Search code examples
pythonreinforcement-learningopenai-gym

Understanding Gym Environment


This isn't specifically about troubleshooting code, but with helping me understand the gym Environment. I am inheriting gym.Env to create my own environment, but I am have a difficult time understanding the flow. I look through the documentation, but there are still questions and concepts that are unclear.

  1. I am still a little foggy how the actually agent knows what action to control? I know when you __init__ the class, you have to distinguish if your actions are discrete or Box, but how does the agent know what parameters in their control?

  2. When determining the lower and upper limit for the spaces.Box command, that tells the agent how big of a step-size that can take? For example, if my limits are [-1,1] they can implement any size within that domain?

  3. I saw that the limits can be [a,b], (-oo,a], [b,oo), (-oo,oo) for the limits, if need to have my observation space, I just use the np.inf command?

If there any documentation that you would recommend, that would be much appreciate.


Solution

  • 1.

    The agent does not know what the action does; that is where reinforcement learning comes in. To clarify, whenever you use the environment's step(action) method, you should do verify that the action is valid within the environment and return a reward and environment state conditional on that action.

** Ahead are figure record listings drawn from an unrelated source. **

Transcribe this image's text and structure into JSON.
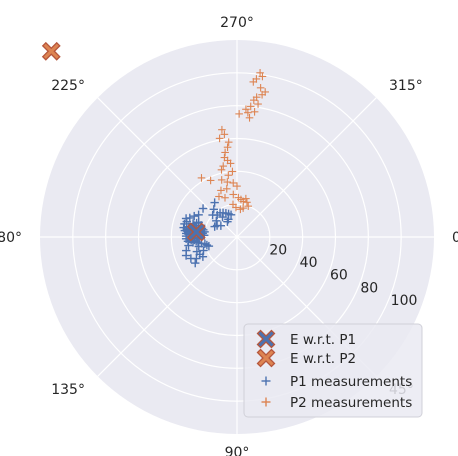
{
  "chart_data": {
    "type": "scatter",
    "projection": "polar",
    "theta_direction": "clockwise",
    "theta_zero": "right",
    "r_max": 120,
    "angle_ticks": [
      "0°",
      "45°",
      "90°",
      "135°",
      "180°",
      "225°",
      "270°",
      "315°"
    ],
    "angle_tick_values": [
      0,
      45,
      90,
      135,
      180,
      225,
      270,
      315
    ],
    "radial_ticks": [
      "20",
      "40",
      "60",
      "80",
      "100"
    ],
    "radial_tick_values": [
      20,
      40,
      60,
      80,
      100
    ],
    "grid": true,
    "legend_placement": "bottom-right",
    "colors": {
      "p1": "#4c72b0",
      "p2": "#dd8452",
      "background": "#eaeaf2",
      "grid": "#ffffff"
    },
    "series": [
      {
        "name": "E w.r.t. P1",
        "marker": "X-filled",
        "points": [
          [
            187,
            25
          ]
        ]
      },
      {
        "name": "E w.r.t. P2",
        "marker": "X-filled",
        "points": [
          [
            225,
            160
          ]
        ]
      },
      {
        "name": "P1 measurements",
        "marker": "plus",
        "points": [
          [
            183,
            22
          ],
          [
            185,
            23
          ],
          [
            187,
            24
          ],
          [
            189,
            25
          ],
          [
            191,
            24
          ],
          [
            184,
            26
          ],
          [
            186,
            27
          ],
          [
            188,
            28
          ],
          [
            190,
            27
          ],
          [
            192,
            26
          ],
          [
            182,
            24
          ],
          [
            180,
            23
          ],
          [
            178,
            24
          ],
          [
            176,
            26
          ],
          [
            174,
            25
          ],
          [
            172,
            24
          ],
          [
            170,
            22
          ],
          [
            168,
            20
          ],
          [
            165,
            19
          ],
          [
            162,
            18
          ],
          [
            195,
            27
          ],
          [
            197,
            28
          ],
          [
            199,
            26
          ],
          [
            201,
            25
          ],
          [
            198,
            23
          ],
          [
            194,
            22
          ],
          [
            192,
            21
          ],
          [
            189,
            20
          ],
          [
            186,
            21
          ],
          [
            183,
            20
          ],
          [
            181,
            28
          ],
          [
            183,
            29
          ],
          [
            186,
            30
          ],
          [
            189,
            31
          ],
          [
            192,
            30
          ],
          [
            188,
            29
          ],
          [
            184,
            28
          ],
          [
            179,
            27
          ],
          [
            176,
            28
          ],
          [
            173,
            27
          ],
          [
            158,
            22
          ],
          [
            155,
            25
          ],
          [
            152,
            28
          ],
          [
            205,
            15
          ],
          [
            210,
            14
          ],
          [
            215,
            12
          ],
          [
            218,
            16
          ],
          [
            222,
            20
          ],
          [
            228,
            18
          ],
          [
            234,
            15
          ],
          [
            235,
            18
          ],
          [
            240,
            17
          ],
          [
            245,
            16
          ],
          [
            250,
            15
          ],
          [
            255,
            14
          ],
          [
            244,
            12
          ],
          [
            238,
            11
          ],
          [
            166,
            24
          ],
          [
            160,
            26
          ],
          [
            150,
            24
          ],
          [
            210,
            27
          ],
          [
            206,
            29
          ],
          [
            202,
            31
          ],
          [
            200,
            33
          ],
          [
            197,
            32
          ],
          [
            194,
            33
          ],
          [
            190,
            33
          ],
          [
            187,
            32
          ],
          [
            184,
            31
          ],
          [
            170,
            30
          ],
          [
            148,
            30
          ],
          [
            165,
            32
          ],
          [
            160,
            33
          ],
          [
            155,
            31
          ],
          [
            175,
            30
          ],
          [
            178,
            31
          ],
          [
            181,
            31
          ],
          [
            230,
            22
          ],
          [
            237,
            25
          ],
          [
            220,
            27
          ]
        ]
      },
      {
        "name": "P2 measurements",
        "marker": "plus",
        "points": [
          [
            278,
            101
          ],
          [
            279,
            99
          ],
          [
            277,
            97
          ],
          [
            276,
            95
          ],
          [
            279,
            92
          ],
          [
            281,
            90
          ],
          [
            280,
            88
          ],
          [
            278,
            86
          ],
          [
            277,
            84
          ],
          [
            279,
            82
          ],
          [
            276,
            80
          ],
          [
            274,
            78
          ],
          [
            275,
            76
          ],
          [
            278,
            77
          ],
          [
            276,
            73
          ],
          [
            271,
            75
          ],
          [
            262,
            66
          ],
          [
            263,
            63
          ],
          [
            260,
            61
          ],
          [
            265,
            58
          ],
          [
            264,
            55
          ],
          [
            262,
            52
          ],
          [
            261,
            49
          ],
          [
            263,
            47
          ],
          [
            265,
            45
          ],
          [
            259,
            44
          ],
          [
            257,
            42
          ],
          [
            266,
            40
          ],
          [
            262,
            38
          ],
          [
            255,
            36
          ],
          [
            260,
            34
          ],
          [
            266,
            33
          ],
          [
            270,
            31
          ],
          [
            258,
            30
          ],
          [
            245,
            38
          ],
          [
            239,
            42
          ],
          [
            251,
            30
          ],
          [
            246,
            27
          ],
          [
            253,
            25
          ],
          [
            265,
            26
          ],
          [
            272,
            24
          ],
          [
            276,
            23
          ],
          [
            280,
            22
          ],
          [
            283,
            24
          ],
          [
            286,
            22
          ],
          [
            290,
            20
          ],
          [
            282,
            18
          ],
          [
            277,
            17
          ],
          [
            268,
            18
          ],
          [
            263,
            20
          ]
        ]
      }
    ]
  }
}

    If you want to reference these values outside of the environment, however, you can do so and control the available actions the agent can pass in like so:

    import gym
    env = gym.make('CartPole-v0')
    actions = env.action_space.n #Number of discrete actions (2 for cartpole)
    

    Now you can create a network with an output shape of 2 - using softmax activation and taking the maximum probability for determining the agents action to take.

    2.

    The spaces are used for internal environment validation. For example, observation_space = spaces.Box(low=-1.0, high=1.0, shape=(1,), dtype=np.float32) means that the maximum value the agent will see for any variable is 1, and the minimum is -1. So you should also use these inside the step() method to make sure the environment stays within these bounds.

    This step is primarily important for others who use your environment to be able to at-a-glance identify what kind of network they will need to make in order to interface with your environment.

    3.

    Yes. np.inf and -np.inf